Obama says early closing of prison camp unlikely
Protesters acted on the seventh anniversary of the Guantánamo camp, and Barack Obama said he would probably not empty it in his first 100 days.
BY CAROL ROSENBERG
crosenberg@MiamiHerald.com
President-elect Barack Obama warned Sunday -- on the seventh anniversary of the opening of the war-on-terrorism prison camp at Guantánamo Bay, Cuba -- that he likely would not make good on his campaign pledge to close it during his first 100 days in office.
He spoke in an ABC News interview as demonstrators across the globe donned trademark orange jumpsuits to condemn the prison camps -- from downtown Prague in the Czech Republic, where critics knelt behind chicken wire, to Miami Beach, where protesters paraded past brunch crowds on Lincoln Road.
''Obama: Keep Your Promise. Close Guantánamo,'' read a sign carried by several demonstrators, another curiosity amid the open-air Sunday diners and farmers' market crowds.
At one point, the 20 or so protesters trotted past a lone man standing vigil beneath a giant cross and declaring, ''Jesus Saves. Believe or Perish,'' as concertgoers streamed into a matinee performance of the New World Symphony.
SEVENTH ANNIVERSARY
Sunday marked seven years to the day that the first 20 detainees arrived at the U.S. Navy base in southeast Cuba in an airlift from Afghanistan. The base became the showcase center for an ''enemy combatant'' policy that triggered international condemnation.
In Cuba, U.S. military spokesmen said last week that 30 of the 250 captives from 31 nations were engaging in a hunger strike to protest their indefinite detention. Ten percent of the terrorism suspects were being force-fed, the military said.
''I think it's going to take some time,'' Obama told George Stephanopoulos on ABC's This Week. He said administration legal teams were consulting with ``our national security apparatus as we speak to help design exactly what we need to do.''
Obama reiterated his campaign pledge to close the camps as ``part of our broader national security strategy, because we will send a message to the world that we are serious about our values.''
Critics complain that the Bush administration has denied to war-on-terrorism captives, from Cuba to Afghanistan and also on U.S. soil, meaningful opportunities to contest their indefinite detention. The Pentagon says it houses its post-9/11 detainees humanely and in the spirit of the Geneva Conventions.
`THE CHALLENGE'
Obama warned that closing the prison camps is ``more difficult than I think a lot of people realize. Part of the challenge that you have is that you have a bunch of folks that have been detained, many of whom may be very dangerous, who have not been put on trial or have not gone through some adjudication.
``And some of the evidence against them may be tainted, even though it's true.''
ACHIEVING A BALANCE
Obama described the challenge confronting his administration as balancing the rule of law and Anglo-American justice while not releasing people ``who are intent on blowing us up.''
About two dozen protesters from as far away as Palm Beach County took part in Sunday's march in Miami Beach, organized by Amnesty International.

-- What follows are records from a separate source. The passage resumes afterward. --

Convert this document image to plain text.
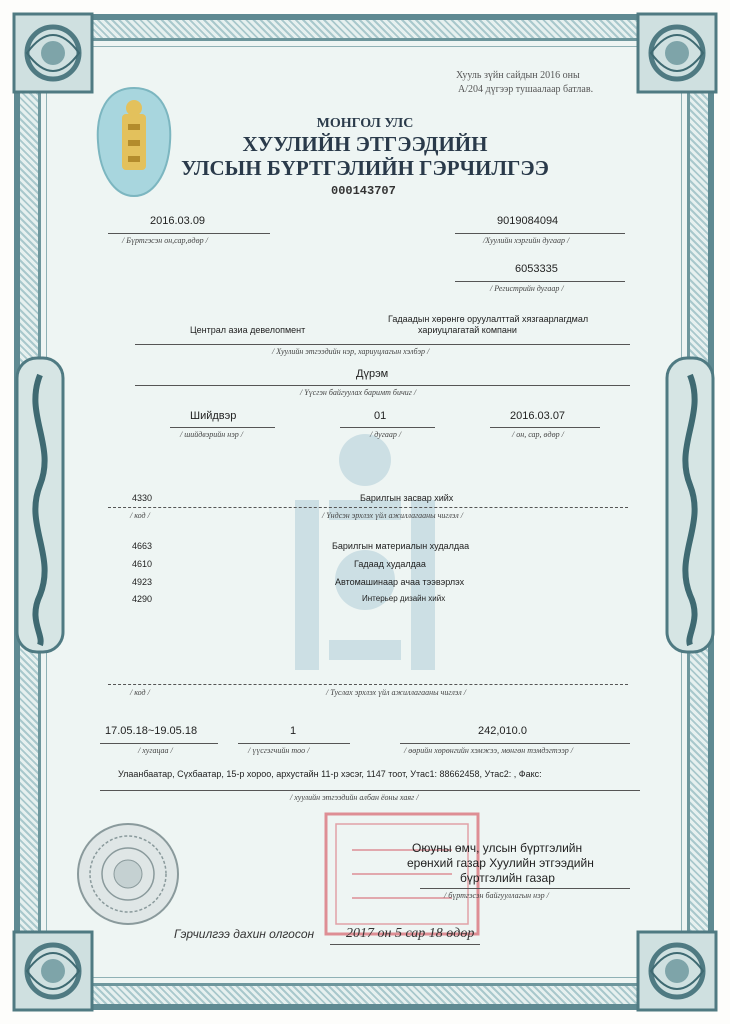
Хууль зүйн сайдын 2016 оны
А/204 дүгээр тушаалаар батлав.
МОНГОЛ УЛС
ХУУЛИЙН ЭТГЭЭДИЙН
УЛСЫН БҮРТГЭЛИЙН ГЭРЧИЛГЭЭ
000143707
2016.03.09
/ Бүртгэсэн он,сар,өдөр /
9019084094
/Хуулийн хэргийн дугаар /
6053335
/ Регистрийн дугаар /
Централ азиа девелопмент
Гадаадын хөрөнгө оруулалттай хязгаарлагдмал
хариуцлагатай компани
/ Хуулийн этгээдийн нэр, хариуцлагын хэлбэр /
Дүрэм
/ Үүсгэн байгуулах баримт бичиг /
Шийдвэр
/ шийдвэрийн нэр /
01
/ дугаар /
2016.03.07
/ он, сар, өдөр /
4330	Барилгын засвар хийх
/ код /	/ Үндсэн эрхлэх үйл ажиллагааны чиглэл /
4663	Барилгын материалын худалдаа
4610	Гадаад худалдаа
4923	Автомашинаар ачаа тээвэрлэх
4290	Интерьер дизайн хийх
/ код /	/ Туслах эрхлэх үйл ажиллагааны чиглэл /
17.05.18~19.05.18
/ хугацаа /
1
/ үүсгэгчийн тоо /
242,010.0
/ өөрийн хөрөнгийн хэмжээ, мөнгөн тэмдэгтээр /
Улаанбаатар, Сүхбаатар, 15-р хороо, архустайн 11-р хэсэг, 1147 тоот, Утас1: 88662458, Утас2: , Факс:
/ хуулийн этгээдийн албан ёоны хаяг /
Оюуны өмч, улсын бүртгэлийн
ерөнхий газар Хуулийн этгээдийн
бүртгэлийн газар
/ бүртгэсэн байгууллагын нэр /
Гэрчилгээ дахин олгосон 2017 он 5 сар 18 өдөр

Demonstrators distributed leaflets on Lincoln Road that called for closure in the first 100 days.
''It's important now to keep on being the voice for these issues,'' said Wendy Bourgault, 46, of Pompano Beach, who said she supported Obama.
She said she dropped her sons off at Sunday catechism class and for the first time donned a symbolic orange jumpsuit, like those that some prisoners at Guantánamo wear, because she believed that if her sons were arrested somewhere, ``they would deserve a fair day in court, too.''
MILITARY COMMISSIONS
Of the 250 men detained at Guantánamo, 19 face charges at the special Military Commissions that the Bush White House championed as an alternative to traditional military or criminal trials.
Obama has said he prefers federal trials or courts martial to the commissions, but has not yet indicated whether he will stop the war court -- which is scheduled to stage its next trial Jan. 26, less than a week after he takes office.
''We get lost in the idea that only people who are bad get put in jail,'' Bourgault said. ``But everyone deserves a day in court.''
OTHER PROTESTS
Her protest was mirrored across Europe, including outside the U.S. Embassy in London, where demonstrators added shackles to their attire, and opposite the U.S. Embassy in Lima, where protesters added spooky white masks -- and a banner declaring, ``Close Guantánamo!''
Lincoln Road's lunchtime crowds noted the demonstration with bewilderment. ''Look! Escaped convicts,'' one teenager shouted as the sign-carrying protest wound past the German beer garden.
''Keep torturing!'' a man shouted after demonstrators handed him an Amnesty International leaflet titled ``Countering Terror with Justice.''
The Pentagon's Sunday spokesman did not return a call and e-mail seeking an anniversary comment.